Le volume de documentation réunie dans la collection «Catalunya Carolíngia» dépasse les quatre mille unités, une quantité immense si nous pensons à sa chronologie (IXᵉ et Xᵉ siècles) et au petit territoire qui l’a produite. Toute cette documentation ne nous est pas parvenue en parchemins originaux, mais une bonne partie oui, puisque deux mille deux cents documents sont des originaux. Il est évident, donc, que presque la moitié de la documentation nous est arrivée sous forme de copie ou d’analyse, ce qui a fait que les copies et les analyses aient pris une grande importance comme seuls témoins de quelques textes qui, peut-être, sont définitivement perdus, ou bien qui n’ont pas encore été localisés. En vérité, la documentation catalane des IXᵉ et Xᵉ siècles ne peut pas être considérée comme finie : aujourd’hui encore apparaissent des documents de l’époque carolingienne dans des catalogues de fonds des archives publics et il est clair qu’il y en a beaucoup dans des archives patrimoniales d’accès difficile ou aux mains de particuliers, collectionneurs, antiquaires ou d’institutions scientifiques. Souvent, nous avons connaissance qu’est mise en vente aux enchères une charte et qu’une institution prestigieuse l’a achetée, qui immédiatement la met à la disposition de la communauté scientifique, mais nous savons aussi que, dans d’autres cas, des documents finissent aux mains de particuliers qui empêchent que l’on puisse y avoir accès.

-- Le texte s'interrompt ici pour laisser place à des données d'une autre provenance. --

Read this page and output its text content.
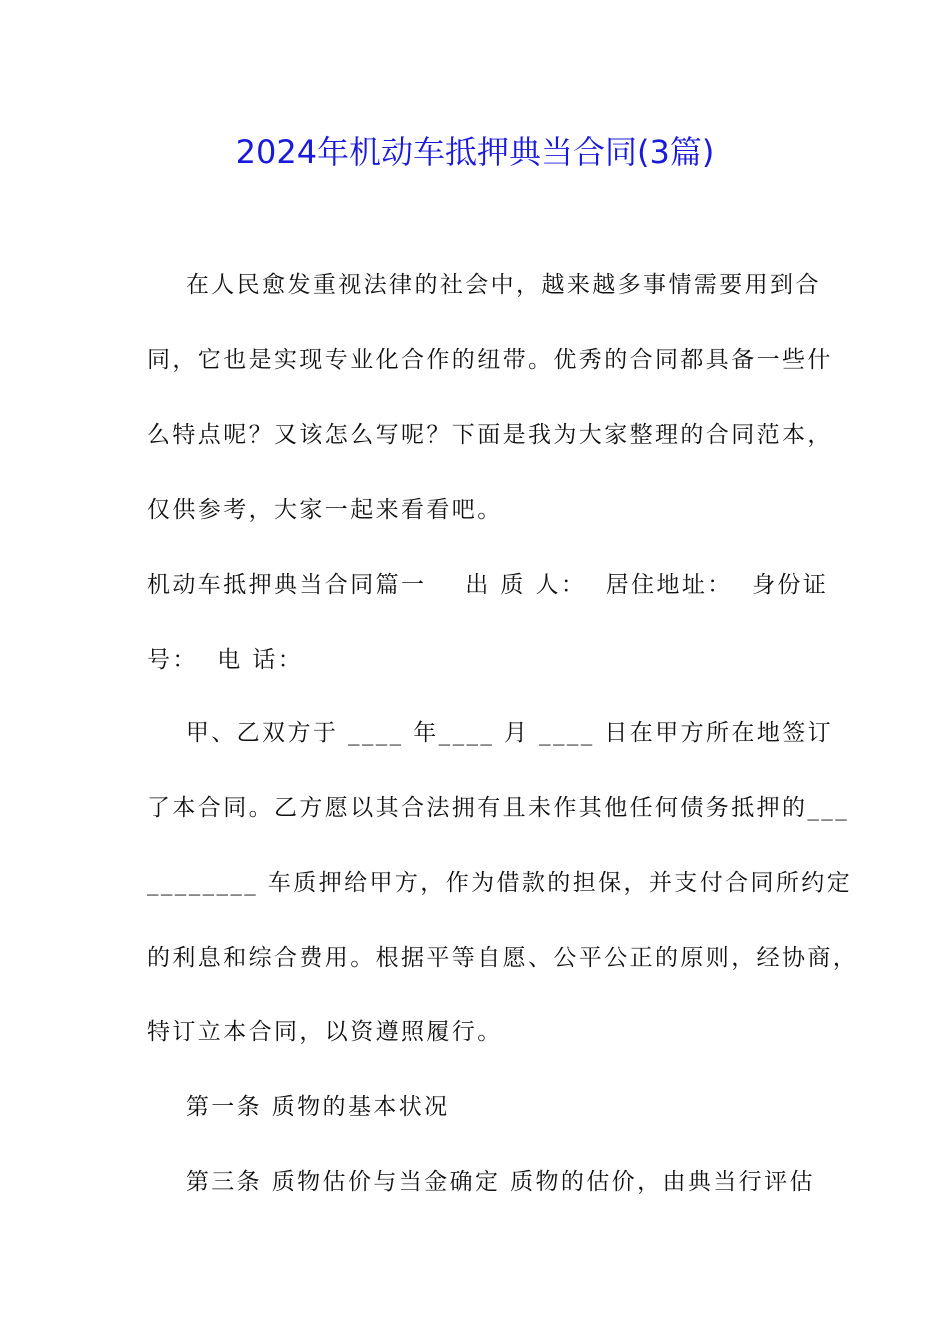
2024年机动车抵押典当合同(3篇)

在人民愈发重视法律的社会中，越来越多事情需要用到合

同，它也是实现专业化合作的纽带。优秀的合同都具备一些什

么特点呢？又该怎么写呢？下面是我为大家整理的合同范本，

仅供参考，大家一起来看看吧。

机动车抵押典当合同篇一    出 质 人：  居住地址：  身份证

号：  电 话：

甲、乙双方于 ____ 年____ 月 ____ 日在甲方所在地签订

了本合同。乙方愿以其合法拥有且未作其他任何债务抵押的___

________ 车质押给甲方，作为借款的担保，并支付合同所约定

的利息和综合费用。根据平等自愿、公平公正的原则，经协商，

特订立本合同，以资遵照履行。

第一条 质物的基本状况

第三条 质物估价与当金确定 质物的估价，由典当行评估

Dans les derniers mois, nous avons eu des nouvelles d’un petit fond de quinze parchemins qui ont été catalogués récemment à l’Arxiu Històric Comarcal del Baix Camp, dont une partie est liée au monastère de Casserres. Leur existence était connue à travers les analyses du Llibre de rendes de Casserras en Vich y Gerona, de 1787, conservé à l’Arxiu Comarcal d’Osona, ce qui avait permis d’éditer ces résumés dans les volumes consacrés aux comtés d’Osona et Manresa.
Récemment, le docteur Rowan Dorin, professeur-assistant du Département d’Histoire de l’Université de Stanford, en Californie, nous a indiqué que l’original du document 470 du volume VII de la collection Catalunya Carolíngia (volume consacré au comté de Barcelona), qui avait été publié à partir d’une transcription de J. Areny Plandolit faite à la fin du XIXᵉ siècle et que l’on considérait comme perdu, avait été identifié au printemps passé par un jeune chercheur de cette université parmi les Specials Collections de sa bibliothèque. Ce document avait été acquis en 1981 chez William H. Allen, Rare Books and Manuscripts, en Pennsylvanie. Disposer maintenant de l’original a permis en lire correctement la date («IIIIX kalendas madii» au lieu des «IIII kalendas madii» qui figurent à la copie de Plandolit). Le professeur Doris nous aussi a appris que Stanford avait acquis, au mois de juin passé, dans une vente aux enchères chez Christie’s, une donation de biens situés en Cerdagne pour le monastère de Sant Sebastià del Sull, du 26 octobre 965. Ce document n’a pas encore reçu sa cote définitive.
On savait que le premier avait fait partie de la collection de l’industriel allemand Otto H. F. Vollbehr, où il était encore en 1935, à l’Hay-Adams House, à Washington, mais on ignore dans des mains de qui il s’est trouvé entre cette année et le moment où il a été acquis par Stanford. Le professeur Dorin nous rapporta que le second se trouvait, avant être acheté par l’université californienne, à la Schøyen Collection, conservée à Londres et Oslo.
Ce ne sont pas les seuls cas de parchemins carolingiens catalans qui se trouvent dans des mains d’institutions étrangères. Il est intéressant de constater, comme nous venons de voir, que beaucoup de chartes ont changé de mains et, parfois, les intérêts commerciaux d’antiquaires et collectionneurs qui y sont liés.